No Brasil, o mais recente estopim dessa discussão se deu a partir do tema da redação do ENEM deste ano: “Desafios para o enfrentamento da invisibilidade do trabalho de cuidado realizado pela mulher no Brasil” – segundo dados de 2022 do IBGE, mulheres ocupam 9 horas a mais do que os homens em afazeres domésticos ou cuidado de pessoas toda semana. A reação inflamada de homens, em especial os de círculos intelectuais, em relação ao tema escolhido já é um sintoma do quanto esse tipo de trabalho é, como o próprio tema infere, invisível. E mesmo se esse sacrifício fosse exaltado, nenhum elogio seria melhor do que se os homens se dispusessem a dividir esse trabalho de forma igualitária. 

 

E afinal: se removermos o desejo sexual e a “ajuda no lar” das familiares, que interesse os homens têm nas mulheres – e no que elas dizem, fazem, pensam e criam? Muitos sequer enxergam a possibilidade de olhar com admiração para uma mulher e pensar “quero ser como ela”, em vez de “quero ela pra mim”. Claro que existem exceções – principalmente quando não são homens héteros (as divas pop que o digam). Então, fica claro que não existe nenhum tipo de incapacidade ancestral ou biológica que impeça o homem de admirar a mulher: é uma questão puramente cultural, feita sob medida pelo patriarcado e assimilada por grande parte dos homens.

 

Você não sabe que é tóxico?

 

Reparem que nem estamos entrando no assunto dos adeptos da masculinidade tóxica (red pills, incels, maculinistas, entre outros), que literalmente veem a mulher como inferior e “medem” seu valor a partir de critérios como idade, aparência física e número de parceiros que ela já teve. Mas, mesmo que em diferentes medidas, a lógica é a mesma: o importante na mulher não é sua essência como pessoa, e sim o que ela tem a oferecer – desde sexo até casa, comida e roupa lavada. Ela nunca é o sujeito da ação, somente o objeto. 

 

Essa perspectiva distorcida da mulher é reforçada de tantas formas na nossa cultura que acaba sendo um processo automático – e, infelizmente, replicado até por outras mulheres, que compram o discurso de que existem mulheres “inferiores” e que merecem seu desprezo. Um bom exemplo desse julgamento desmedido é a icônica Britney Spears, cuja foi marcada pela misoginia da mídia e do público. Não dá para negar que, mesmo sendo desejada e exaltada por sua beleza desde adolescente, ela não escapou de críticas pesadas, especialmente após se tornar mãe. 

 

Mas, há poucas semanas, Britney deu um passo corajoso: lançou sua autobiografia, em que conta detalhes desses anos todos de carreira, da tutela abusiva de seu pai e até mesmo o real motivo do término com Timberlake: um aborto que ele a pressionou a fazer.

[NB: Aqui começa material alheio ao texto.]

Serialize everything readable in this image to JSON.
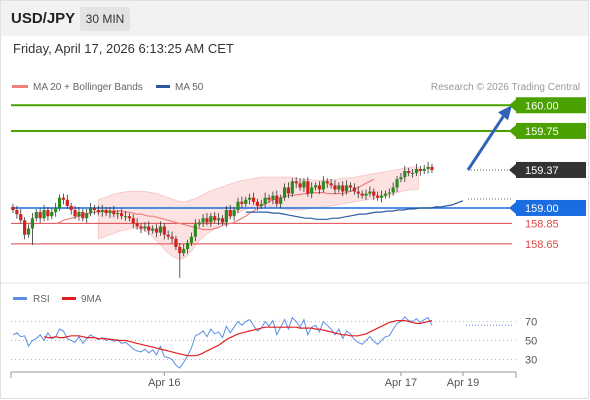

O importante é que, agora, Britney está cada dia mais se tornando sujeito da sua própria história – e, pela primeira vez em décadas, pode controlar sua narrativa como bem entende. 

 

Mas peraí, nem todo homem–

 

Sim, ainda bem: nem todo homem tem essa dificuldade. Há aqueles que conseguem admirar a mulher para além do físico e do “funcional”, e enxergam homens, mulheres e outras identidades de gênero como iguais, independentemente de por quem se sintam atraídos. Grandes são as chances de que homens assim tenham sido criados em lares mais igualitários em termos de papéis de gênero, o que faz com que a criança cresça com menos distinções do tipo “isso é coisa de mulher”.

 

Muito se fala da importância de as mulheres conquistarem novos espaços, especialmente os que são considerados “masculinos”, mas o inverso também é importante: homens não devem ser diminuídos quando se interessam por temas e assuntos considerados “femininos”. Essa rejeição imediata a tudo que remete ao feminino e à mulher é a raiz de comportamentos misóginos e destrutivos, que fazem mal inclusive para o homem que os pratica.

 

No fim das contas, é tudo uma mudança de perspectiva – que, apesar de abstrata, tem efeitos profundos no jeito que nos relacionamos e expressamos em sociedade. Pode não parecer fácil, especialmente se o meio ao redor de você é majoritariamente masculino, mas fica o convite aos homens para olharem para as mulheres de outra forma. Sem sexualizar, santificar ou julgar – apenas deixando-as existir. Quem sabe assim você não passe a admirá-las?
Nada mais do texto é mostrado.